Thanksgiving Day: history’s bitter harvest
Native Indians have mixed views
Merdies Hayes | 11/27/2013, 2:41 p.m.
The Thanksgiving pageant has been a staple of grade school lesson plans for about 100 years as youngsters dress up as Pilgrims and Indians to celebrate bounty and good fortune, as well as to usher in the holiday season. And as America celebrates both Thanksgiving and Native American Heritage month in November, it is quite fitting to take a look at the history of the event.
Exactly what transpired that fall day more than three centuries ago has been a controversial subject among Native Indians because so many tribes have been mistakenly associated with the so-called harvest feast which has morphed commercially into a day of turkey dinners, parades, football and shopping.
The Pilgrims of 1621, just two years after the first African slaves stepped ashore, found themselves at the mercy of the elements in a strange, new land only to be rescued by the Wampanoag tribe in what is today eastern Massachusetts. The Pilgrims did not know the terrain, therefore they did not know where to hunt for game, fish or how to grow vegetables. When the first set of European settlers landed at Plymouth, Native Indians were apprehensive of having the White-skinned interlopers on their land. One individual within the Wampanoag, Tisquantum, widely recognized as “Squanto” in American history, spoke English and was able to communicate with the Pilgrims, realizing they were sick and hungry.
Tisquantum demonstrated how to survive in the new land via harvesting crops, hunting and fishing. It has been argued how Tisquantum could have it in his heart to help the Pilgrims after thrice being captured by European slave traders prior to 1620; but legend reveals that since the Native Indian knowledge of the land outweighed that of the Pilgrims, it was agreed that a treaty be enacted to allow the land to be “secured” for the arrival of more Pilgrims.
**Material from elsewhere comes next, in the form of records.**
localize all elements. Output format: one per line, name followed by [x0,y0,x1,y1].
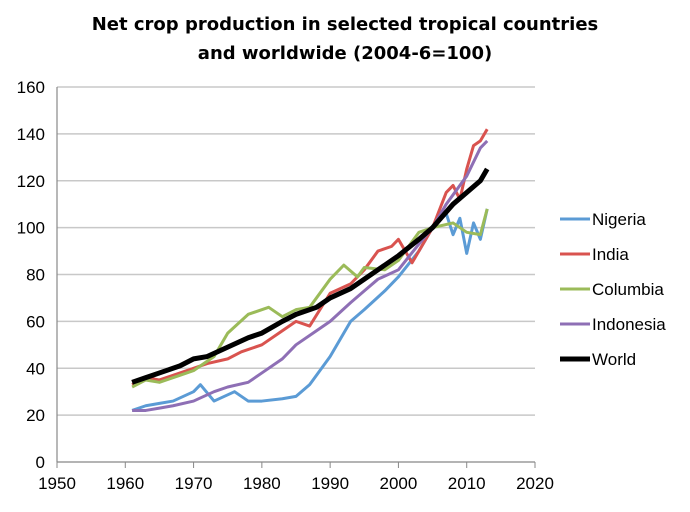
y-tick-label: 100 [17,219,45,238]
legend-label-indonesia: Indonesia [592,315,666,334]
legend-label-world: World [592,350,636,369]
y-tick-label: 0 [36,453,45,472]
y-tick-label: 20 [26,406,45,425]
legend-label-india: India [592,245,629,264]
series-line-india [131,128,489,386]
series-line-world [131,167,490,385]
x-tick-label: 1960 [106,474,144,493]
y-tick-label: 80 [26,266,45,285]
series-line-nigeria [131,208,489,412]
x-tick-label: 1990 [311,474,349,493]
chart-title-line-2: and worldwide (2004-6=100) [198,43,492,64]
x-tick-label: 2020 [516,474,554,493]
y-tick-label: 60 [26,312,45,331]
x-tick-label: 1950 [38,474,76,493]
y-tick-label: 160 [17,78,45,97]
y-tick-label: 40 [26,359,45,378]
x-tick-label: 1980 [243,474,281,493]
y-tick-label: 140 [17,125,45,144]
x-tick-label: 1970 [175,474,213,493]
series-line-columbia [131,208,489,389]
x-tick-label: 2000 [380,474,418,493]
legend-label-nigeria: Nigeria [592,210,646,229]
legend-label-columbia: Columbia [592,280,664,299]
x-tick-label: 2010 [448,474,486,493]
y-tick-label: 120 [17,172,45,191]
chart-title-line-1: Net crop production in selected tropical… [92,14,599,35]
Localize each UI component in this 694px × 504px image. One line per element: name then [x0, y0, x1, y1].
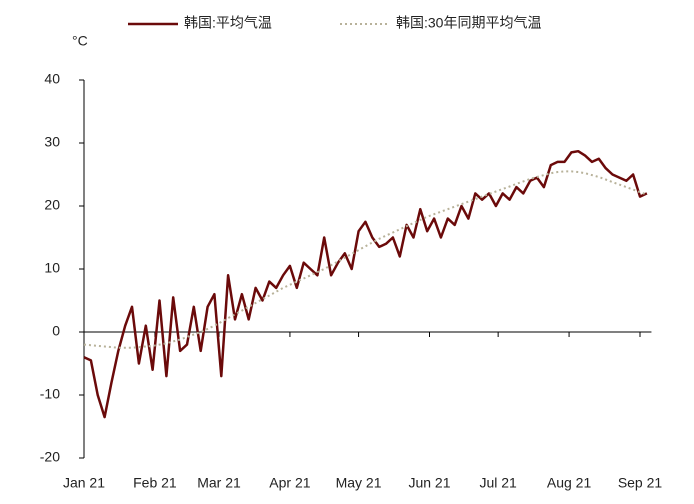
legend-label: 韩国:30年同期平均气温 [396, 15, 541, 31]
x-tick-label: Jul 21 [479, 475, 517, 491]
y-tick-label: 40 [44, 71, 60, 87]
x-tick-label: Jan 21 [63, 475, 105, 491]
y-tick-label: 20 [44, 197, 60, 213]
y-tick-label: 0 [52, 323, 60, 339]
y-tick-label: -20 [40, 449, 60, 465]
x-tick-label: Feb 21 [133, 475, 177, 491]
x-tick-label: Sep 21 [618, 475, 663, 491]
x-tick-label: Apr 21 [269, 475, 310, 491]
y-tick-label: 30 [44, 134, 60, 150]
x-tick-label: May 21 [336, 475, 382, 491]
y-tick-label: -10 [40, 386, 60, 402]
x-tick-label: Mar 21 [197, 475, 241, 491]
series-line [83, 170, 648, 349]
x-tick-label: Jun 21 [408, 475, 450, 491]
series-line [83, 149, 648, 419]
x-tick-label: Aug 21 [547, 475, 592, 491]
y-tick-label: 10 [44, 260, 60, 276]
y-unit: °C [72, 33, 88, 49]
legend-label: 韩国:平均气温 [184, 15, 272, 31]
Native Indians had celebrated harvest celebrations for centuries, and with a peaceful coexistence underway, the first Thanksgiving was created. Although these harvest festivals differed for each tribe across North America, there was a common belief among the various tribes that a “spiritual” being or force had blessed them with life and longevity, and the Wampanoag extended this kindness to the Pilgrims.
Puritans, who had crossed the Atlantic in 1620 to dock at Salem, Mass., would be classified as religious fanatics today who would do almost anything to “serve their God.” They held the notion that everything had to be “pure,” and if people’s religious beliefs differed from theirs, the Puritans felt compelled to “purify” others as well. Some of the Pilgrims were religious zealots like the Puritans, and when they witnessed how Native Indians worshiped differently, they forced their strict religious beliefs on the “noble savages” under the guise of being righteous and practicing the “chosen religion.” This was the same behavior that led to the Pilgrim’s exile from England.
It is speculated that the first Thanksgiving occurred in October 1621, with some records reporting it lasted for three days and included fasting, prayer, religious ceremonies and finally, the shared meal. The Wampanoag provided most of the food, but the first Thanksgiving was neither to share “thanks” nor to display “love and affection” but, rather, the negotiation of the treaty granting the Pilgrims the right to the Plymouth land.